For developers, the open question is how much of this shows up as something you can actually build with at Build, versus stays in the realm of “strategic partnership” messaging. Companies love to announce partnerships months before there’s an SDK or API surface attached to them. But given how much compute Microsoft has apparently committed, I’d expect at least some concrete detail on what the arrangement looks like technically — whether that’s Azure-hosted AI services, new APIs, or just architectural detail on the supercomputer itself.
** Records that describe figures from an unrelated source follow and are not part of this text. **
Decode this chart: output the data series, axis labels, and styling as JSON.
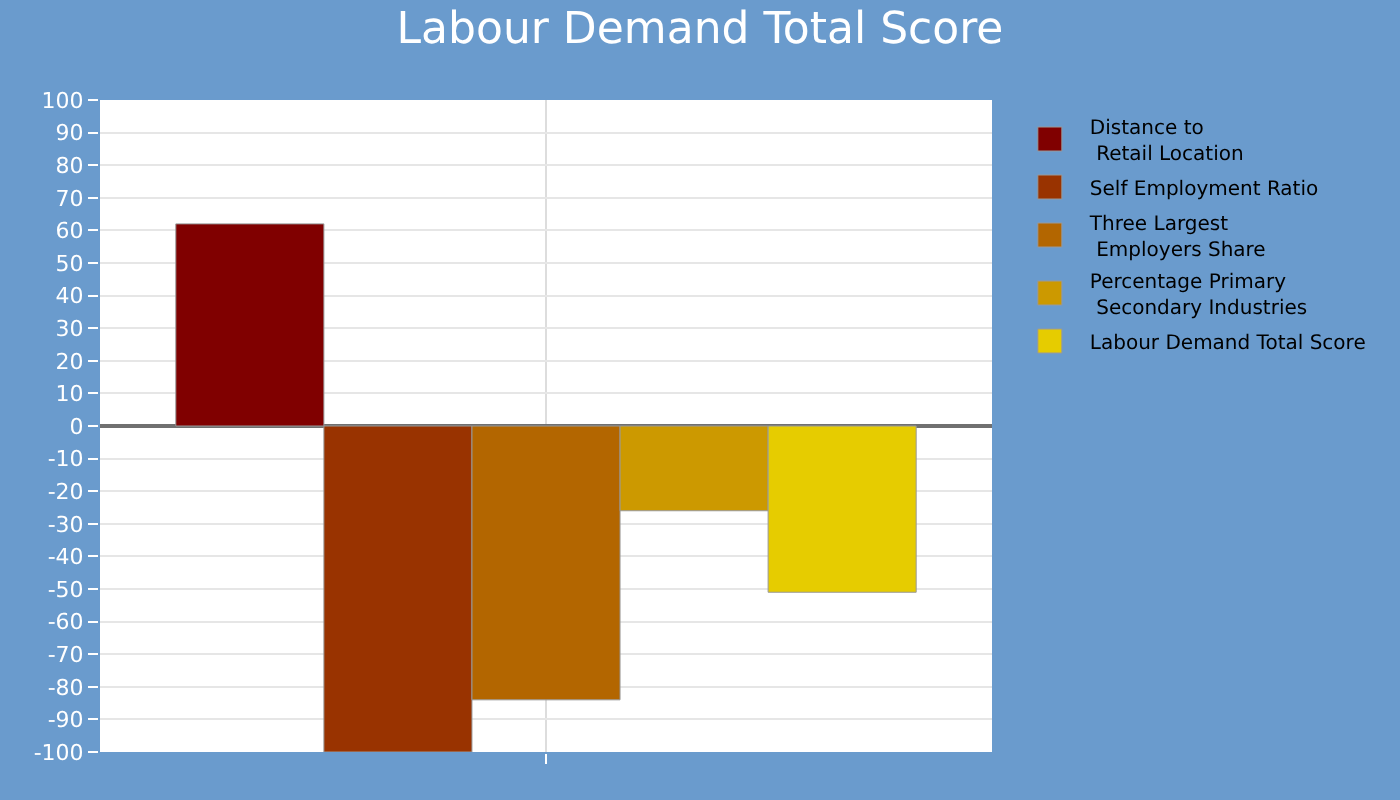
{
  "chart_data": {
    "type": "bar",
    "title": "Labour Demand Total Score",
    "categories": [
      null
    ],
    "series": [
      {
        "name": "Distance to\nRetail Location",
        "color": "#800000",
        "values": [
          62
        ]
      },
      {
        "name": "Self Employment Ratio",
        "color": "#993300",
        "values": [
          -100
        ]
      },
      {
        "name": "Three Largest\nEmployers Share",
        "color": "#b36600",
        "values": [
          -84
        ]
      },
      {
        "name": "Percentage Primary\nSecondary Industries",
        "color": "#cc9900",
        "values": [
          -26
        ]
      },
      {
        "name": "Labour Demand Total Score",
        "color": "#e6cc00",
        "values": [
          -51
        ]
      }
    ],
    "ylim": [
      -100,
      100
    ],
    "yticks": [
      -100,
      -90,
      -80,
      -70,
      -60,
      -50,
      -40,
      -30,
      -20,
      -10,
      0,
      10,
      20,
      30,
      40,
      50,
      60,
      70,
      80,
      90,
      100
    ],
    "grid": true,
    "legend": "right"
  }
}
It’s worth stepping back and noting how much this mirrors the broader industry moment: cloud providers are increasingly betting that AI research partnerships, not just raw compute rental, are what differentiates one cloud from another. If Microsoft can position Azure as “the cloud where OpenAI’s models live,” that’s a meaningfully different pitch than competing purely on VM pricing.

None of this is confirmed beyond the broad strokes — a free digital format, Windows and Azure updates, and more detail on the OpenAI partnership. But if you’re a developer with any interest in where large-scale AI training infrastructure is headed, or you just want to see what a big-name conference looks like fully virtual for the first time, it’s worth carving out some time this week. Worst case, you learn what’s new in the Windows dev toolchain. Best case, you get a real look at how seriously Microsoft is taking the OpenAI bet.